In step 1 above, we know that it should work reasonably well as this was previously demonstrated by [Parkinson, Cole & Helly (2008](https://ui.adsabs.harvard.edu/abs/2008MNRAS.383..557P/abstract); their Figure 4 also shown below).

## Schematic of Comparing HMF Ensemble Evolution

## Notes on parameter settings
### HMF vs. SHMF
For HMF calculations Galacticus can output the HMF directly. To request this use the [`haloMassFunction`](https://github.com/galacticusorg/galacticus/releases/download/masterRelease/Galacticus_Physics.pdf#physics.taskHaloMassFunction) task using parameter settings like this:
```
<taskMethod value="haloMassFunction"/>
```
For SHMF calculations we need to generate complete merger trees, and evolve them to the relevant output time. This is done using the [`evolveForests`](https://github.com/galacticusorg/galacticus/releases/download/masterRelease/Galacticus_Physics.pdf#physics.taskEvolveForests) task:
```
<taskMethod value="evolveForests"/>
```
### Multiple tasks
To combine multiple tasks (e.g. HMF and SHMF calculations) in a single model, wrap the parameters inside a `multi` task:
```
<taskMethod value="multi">
<taskMethod value="haloMassFunction"/>
<taskMethod value="evolveForests"/>
</taskMethod>
```
### Controlling output redshifts
Using the `list` `outputTimesMethod` you can add as many output redshifts as you want as a space separated list.
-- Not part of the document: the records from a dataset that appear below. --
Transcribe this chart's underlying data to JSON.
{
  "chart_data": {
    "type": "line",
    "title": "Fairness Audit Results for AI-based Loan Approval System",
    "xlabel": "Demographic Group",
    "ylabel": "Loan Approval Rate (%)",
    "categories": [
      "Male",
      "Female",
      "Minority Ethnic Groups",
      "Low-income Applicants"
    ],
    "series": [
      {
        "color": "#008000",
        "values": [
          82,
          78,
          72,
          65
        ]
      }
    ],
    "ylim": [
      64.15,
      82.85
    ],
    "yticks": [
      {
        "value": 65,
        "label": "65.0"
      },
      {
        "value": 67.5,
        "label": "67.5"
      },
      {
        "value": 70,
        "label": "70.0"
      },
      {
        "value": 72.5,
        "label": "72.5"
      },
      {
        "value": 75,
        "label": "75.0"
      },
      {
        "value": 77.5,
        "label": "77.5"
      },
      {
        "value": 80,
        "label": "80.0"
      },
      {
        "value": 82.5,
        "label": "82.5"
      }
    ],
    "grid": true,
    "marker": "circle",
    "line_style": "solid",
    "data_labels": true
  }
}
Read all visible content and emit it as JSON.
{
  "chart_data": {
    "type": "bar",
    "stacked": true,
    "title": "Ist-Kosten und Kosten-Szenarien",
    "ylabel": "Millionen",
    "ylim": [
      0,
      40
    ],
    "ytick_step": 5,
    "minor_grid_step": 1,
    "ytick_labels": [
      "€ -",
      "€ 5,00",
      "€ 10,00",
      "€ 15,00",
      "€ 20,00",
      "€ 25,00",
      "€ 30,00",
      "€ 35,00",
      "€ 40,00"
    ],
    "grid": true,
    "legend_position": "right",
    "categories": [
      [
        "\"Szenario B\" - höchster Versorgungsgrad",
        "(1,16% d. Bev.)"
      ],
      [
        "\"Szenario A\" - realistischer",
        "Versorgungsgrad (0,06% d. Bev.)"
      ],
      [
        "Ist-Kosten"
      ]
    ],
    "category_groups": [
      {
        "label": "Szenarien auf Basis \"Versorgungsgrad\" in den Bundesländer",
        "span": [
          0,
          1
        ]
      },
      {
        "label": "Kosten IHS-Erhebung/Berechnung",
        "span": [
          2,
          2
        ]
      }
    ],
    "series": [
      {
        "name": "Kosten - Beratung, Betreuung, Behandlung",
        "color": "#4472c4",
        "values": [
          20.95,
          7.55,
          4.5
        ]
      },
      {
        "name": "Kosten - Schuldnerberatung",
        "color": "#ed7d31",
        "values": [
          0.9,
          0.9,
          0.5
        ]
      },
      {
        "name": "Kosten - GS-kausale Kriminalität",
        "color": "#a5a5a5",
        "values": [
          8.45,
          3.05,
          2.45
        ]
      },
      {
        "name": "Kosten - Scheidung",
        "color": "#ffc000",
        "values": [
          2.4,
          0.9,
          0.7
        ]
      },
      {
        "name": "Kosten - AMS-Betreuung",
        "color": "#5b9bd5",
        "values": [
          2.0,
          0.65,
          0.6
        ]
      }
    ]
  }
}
For example:
```
<outputTimesMethod value="list">
<redshifts value="0.0 1.0 2.0"/>
</outputTimesMethod>
```
The order of the redshifts in this list doesn't matter. You'll get an `OutputN` group for each requested redshift, with `N` running from 1 (for the earliest output) to $N$ where $N$ is the number of outputs in your list.
The `OutputN` groups in the HDF5 file have attributes `outputTime` giving the time of the output (in Gyr) and `outputExpansionFactor` which gives the expansion factor, $a$, at the output. You can get the redshift from this using $1+z=a^{-1}$.
### Distributions of halo masses
When building merger trees we can control how the root masses of the trees are sampled from the halo mass function.
Using
```
<mergerTreeBuildMassDistributionMethod value="haloMassFunction"/>
```
will sample root masses at a rate proportional to the HMF (so you'll get mostly low mass halos, and many fewer high mass halos).
An alternative is to use:
```
<mergerTreeBuildMassDistributionMethod value="powerLaw">
<exponent value="1.0"/>
</mergerTreeBuildMassDistributionMethod>
```
which will sample root masses from a power-law in halo mass. A choice of `exponent`$=1$ in the above leads to a more uniform sampling of root masses (so, you'll get more comparable numbers of low and high mass halos).